On Monday, October 25, 2004, 12:55:07 PM, Chris Santerre wrote:
From: Jeff Chan [mailto:jeffc@surbl.org]
Might it be better to set up the blog spam domains as a separate list inside multi, but testing them first? We would still want to find a way to minimize collateral damage and keep otherwise legitimate domains off a blog list.
Legitimate domains like greatnow.com?
http://www.blackjack.greatnow.com http://www.viaga-viagra.greatnow.com http://www.debtconsolidation.greatnow.com http://generic-cialis.greatnow.com http://www.ed.greatnow.com/ http://www.bulk-email.greatnow.com http://www.bonds.greatnow.com http://www.1-dating.greatnow.com http://www.credit-card.greatnow.com http://www.car-insurance.greatnow.com
Probably every free hosting site has abuse, but most have far more legitimate uses than abusive ones. greatnow may be an exception. I did find a ton of blog spam for it on google, as you suggested. The real question is how much legitimate use they have. I did apparently find some, but it doesn't mean they're a whitehat. They could be a blackhat with a few incidental or unintentional legitimate users. :-(
The question deserves some research. The reason I brought them up is because some had an apparent legitimate use for greatnow.com. That's usually a reason to not list them.
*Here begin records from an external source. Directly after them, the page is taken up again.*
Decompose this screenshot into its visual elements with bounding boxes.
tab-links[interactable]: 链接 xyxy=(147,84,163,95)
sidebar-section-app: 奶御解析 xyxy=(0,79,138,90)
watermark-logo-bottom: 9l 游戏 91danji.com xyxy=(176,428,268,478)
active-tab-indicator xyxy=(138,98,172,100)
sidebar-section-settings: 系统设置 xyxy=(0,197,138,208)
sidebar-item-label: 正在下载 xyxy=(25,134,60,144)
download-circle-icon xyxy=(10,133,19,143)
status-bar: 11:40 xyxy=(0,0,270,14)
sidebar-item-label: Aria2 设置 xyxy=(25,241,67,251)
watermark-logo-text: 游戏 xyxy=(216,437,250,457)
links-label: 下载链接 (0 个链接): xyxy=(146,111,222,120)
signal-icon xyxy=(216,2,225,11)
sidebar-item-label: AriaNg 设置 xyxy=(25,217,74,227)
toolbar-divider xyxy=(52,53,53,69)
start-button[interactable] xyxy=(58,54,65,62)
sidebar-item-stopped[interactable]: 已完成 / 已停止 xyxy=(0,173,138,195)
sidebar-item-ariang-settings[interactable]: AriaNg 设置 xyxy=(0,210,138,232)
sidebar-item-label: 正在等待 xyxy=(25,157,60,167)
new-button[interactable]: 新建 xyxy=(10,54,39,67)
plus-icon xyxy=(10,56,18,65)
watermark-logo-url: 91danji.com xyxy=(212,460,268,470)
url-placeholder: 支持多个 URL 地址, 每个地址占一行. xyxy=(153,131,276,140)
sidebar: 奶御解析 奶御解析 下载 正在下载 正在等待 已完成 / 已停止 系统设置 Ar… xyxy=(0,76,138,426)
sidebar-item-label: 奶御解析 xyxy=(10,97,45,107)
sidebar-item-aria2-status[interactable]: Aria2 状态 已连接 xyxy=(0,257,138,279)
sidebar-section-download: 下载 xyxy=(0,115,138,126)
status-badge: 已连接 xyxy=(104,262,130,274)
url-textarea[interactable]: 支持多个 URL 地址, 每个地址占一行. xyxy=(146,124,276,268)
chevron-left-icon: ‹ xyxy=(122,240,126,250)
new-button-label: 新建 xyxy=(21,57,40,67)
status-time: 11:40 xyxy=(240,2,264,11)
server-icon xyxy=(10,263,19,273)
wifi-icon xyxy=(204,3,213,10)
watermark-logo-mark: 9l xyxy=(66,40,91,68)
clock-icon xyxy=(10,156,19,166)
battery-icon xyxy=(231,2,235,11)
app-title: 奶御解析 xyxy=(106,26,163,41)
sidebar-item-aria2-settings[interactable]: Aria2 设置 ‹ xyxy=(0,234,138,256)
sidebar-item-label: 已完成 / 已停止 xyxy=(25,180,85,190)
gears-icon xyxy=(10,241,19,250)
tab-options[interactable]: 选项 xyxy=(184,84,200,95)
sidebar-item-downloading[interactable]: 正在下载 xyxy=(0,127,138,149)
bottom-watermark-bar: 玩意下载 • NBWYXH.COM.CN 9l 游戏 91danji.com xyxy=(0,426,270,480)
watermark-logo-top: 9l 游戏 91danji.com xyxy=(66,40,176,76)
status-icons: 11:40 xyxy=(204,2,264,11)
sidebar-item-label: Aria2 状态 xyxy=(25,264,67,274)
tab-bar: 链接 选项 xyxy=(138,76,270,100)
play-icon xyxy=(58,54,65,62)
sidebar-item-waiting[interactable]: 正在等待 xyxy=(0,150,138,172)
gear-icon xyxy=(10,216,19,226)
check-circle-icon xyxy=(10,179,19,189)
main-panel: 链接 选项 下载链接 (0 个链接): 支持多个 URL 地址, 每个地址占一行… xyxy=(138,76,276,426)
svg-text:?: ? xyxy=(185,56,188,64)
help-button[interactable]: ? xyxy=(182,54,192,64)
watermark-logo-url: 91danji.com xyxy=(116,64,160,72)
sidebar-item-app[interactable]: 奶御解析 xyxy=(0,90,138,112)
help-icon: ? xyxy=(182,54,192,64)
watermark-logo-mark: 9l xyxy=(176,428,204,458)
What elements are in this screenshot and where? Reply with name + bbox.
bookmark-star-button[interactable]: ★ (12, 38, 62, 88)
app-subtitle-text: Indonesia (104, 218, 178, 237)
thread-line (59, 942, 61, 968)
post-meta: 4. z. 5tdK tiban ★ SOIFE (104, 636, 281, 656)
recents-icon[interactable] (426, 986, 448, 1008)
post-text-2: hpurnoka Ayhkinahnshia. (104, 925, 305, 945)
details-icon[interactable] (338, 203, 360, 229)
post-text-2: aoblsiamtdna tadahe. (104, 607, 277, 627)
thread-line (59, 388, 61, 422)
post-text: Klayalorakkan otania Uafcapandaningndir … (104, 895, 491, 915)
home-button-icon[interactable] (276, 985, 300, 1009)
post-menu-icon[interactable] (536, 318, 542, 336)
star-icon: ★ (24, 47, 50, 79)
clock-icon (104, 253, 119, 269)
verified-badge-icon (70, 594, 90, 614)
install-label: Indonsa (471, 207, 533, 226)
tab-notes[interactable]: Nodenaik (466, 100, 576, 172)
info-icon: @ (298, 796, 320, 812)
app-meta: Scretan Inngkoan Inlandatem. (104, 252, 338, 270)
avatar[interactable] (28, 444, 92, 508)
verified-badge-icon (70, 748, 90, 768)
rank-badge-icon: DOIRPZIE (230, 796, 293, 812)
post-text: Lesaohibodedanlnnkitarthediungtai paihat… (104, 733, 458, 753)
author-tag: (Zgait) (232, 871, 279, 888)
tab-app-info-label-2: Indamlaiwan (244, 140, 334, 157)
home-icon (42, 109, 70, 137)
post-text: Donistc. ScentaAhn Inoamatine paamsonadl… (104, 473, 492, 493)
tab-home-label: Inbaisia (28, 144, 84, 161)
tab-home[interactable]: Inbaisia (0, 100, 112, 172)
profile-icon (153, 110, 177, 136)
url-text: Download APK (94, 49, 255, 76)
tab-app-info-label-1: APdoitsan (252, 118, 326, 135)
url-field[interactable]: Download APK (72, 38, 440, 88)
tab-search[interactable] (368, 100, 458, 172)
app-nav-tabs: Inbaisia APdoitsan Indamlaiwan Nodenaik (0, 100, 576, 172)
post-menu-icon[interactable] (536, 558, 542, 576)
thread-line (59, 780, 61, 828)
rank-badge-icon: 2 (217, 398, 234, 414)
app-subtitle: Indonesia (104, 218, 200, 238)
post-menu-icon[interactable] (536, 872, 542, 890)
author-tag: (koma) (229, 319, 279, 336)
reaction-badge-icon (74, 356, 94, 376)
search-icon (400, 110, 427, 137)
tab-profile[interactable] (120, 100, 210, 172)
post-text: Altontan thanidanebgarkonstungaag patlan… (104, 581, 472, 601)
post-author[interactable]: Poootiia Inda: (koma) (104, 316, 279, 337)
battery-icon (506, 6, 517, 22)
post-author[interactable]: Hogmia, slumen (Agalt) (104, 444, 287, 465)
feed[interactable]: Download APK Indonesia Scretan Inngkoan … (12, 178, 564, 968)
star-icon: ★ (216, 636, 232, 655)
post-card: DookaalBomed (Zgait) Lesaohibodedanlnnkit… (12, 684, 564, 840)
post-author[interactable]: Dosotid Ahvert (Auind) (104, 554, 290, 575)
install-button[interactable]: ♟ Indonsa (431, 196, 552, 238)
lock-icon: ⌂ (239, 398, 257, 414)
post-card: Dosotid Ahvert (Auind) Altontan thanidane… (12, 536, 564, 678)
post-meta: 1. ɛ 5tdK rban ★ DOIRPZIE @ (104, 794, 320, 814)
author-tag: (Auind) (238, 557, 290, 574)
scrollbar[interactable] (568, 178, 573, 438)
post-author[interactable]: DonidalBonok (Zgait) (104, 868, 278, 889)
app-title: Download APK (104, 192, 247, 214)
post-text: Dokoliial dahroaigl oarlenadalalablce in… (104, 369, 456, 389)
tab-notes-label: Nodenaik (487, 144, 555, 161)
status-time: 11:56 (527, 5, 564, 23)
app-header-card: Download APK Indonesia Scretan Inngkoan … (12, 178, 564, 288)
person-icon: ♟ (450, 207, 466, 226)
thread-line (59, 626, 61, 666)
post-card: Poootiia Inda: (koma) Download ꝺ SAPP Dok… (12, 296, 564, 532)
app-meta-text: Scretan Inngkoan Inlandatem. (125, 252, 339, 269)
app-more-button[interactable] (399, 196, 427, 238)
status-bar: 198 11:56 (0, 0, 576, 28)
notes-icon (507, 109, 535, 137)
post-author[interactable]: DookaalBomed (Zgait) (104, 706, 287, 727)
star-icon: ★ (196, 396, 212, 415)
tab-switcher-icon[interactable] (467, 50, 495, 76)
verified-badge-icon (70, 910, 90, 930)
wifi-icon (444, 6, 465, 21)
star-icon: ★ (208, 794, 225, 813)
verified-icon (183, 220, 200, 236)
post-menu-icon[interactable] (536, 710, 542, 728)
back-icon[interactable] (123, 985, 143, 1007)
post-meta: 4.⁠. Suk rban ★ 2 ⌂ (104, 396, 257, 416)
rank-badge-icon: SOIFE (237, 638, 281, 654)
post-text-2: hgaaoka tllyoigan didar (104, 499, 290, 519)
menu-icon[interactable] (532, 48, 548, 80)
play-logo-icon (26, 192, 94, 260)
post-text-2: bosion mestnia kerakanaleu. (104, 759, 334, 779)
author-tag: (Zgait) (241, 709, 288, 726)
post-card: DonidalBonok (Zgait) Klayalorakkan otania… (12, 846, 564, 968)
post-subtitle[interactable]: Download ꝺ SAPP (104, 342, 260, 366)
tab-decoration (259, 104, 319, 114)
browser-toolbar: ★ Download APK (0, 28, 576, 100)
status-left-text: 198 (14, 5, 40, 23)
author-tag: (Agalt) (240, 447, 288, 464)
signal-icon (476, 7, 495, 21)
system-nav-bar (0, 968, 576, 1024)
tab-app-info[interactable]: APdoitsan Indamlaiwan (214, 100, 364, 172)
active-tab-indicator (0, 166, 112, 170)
We got the UC list covered. It isn't in the SURBL group. You don't have to worry about it.
--Chris
If we're thinking about setting up a blog list (as we were earlier), then it might be useful to test the data before using it, don't you agree?
I don't see how dumping lists with arbitrary FPs onto UC helps either UC or SURBLs. In fact it's one of the bad things we predicted: that a grey list would become a dumping ground with some FPs and some domains that belong on a blocklist, all sitting there underclassified, unchecked or ignored.
It's better to do things openly and let people check new data sources together.
Jeff C. -- "If it appears in hams, then don't list it."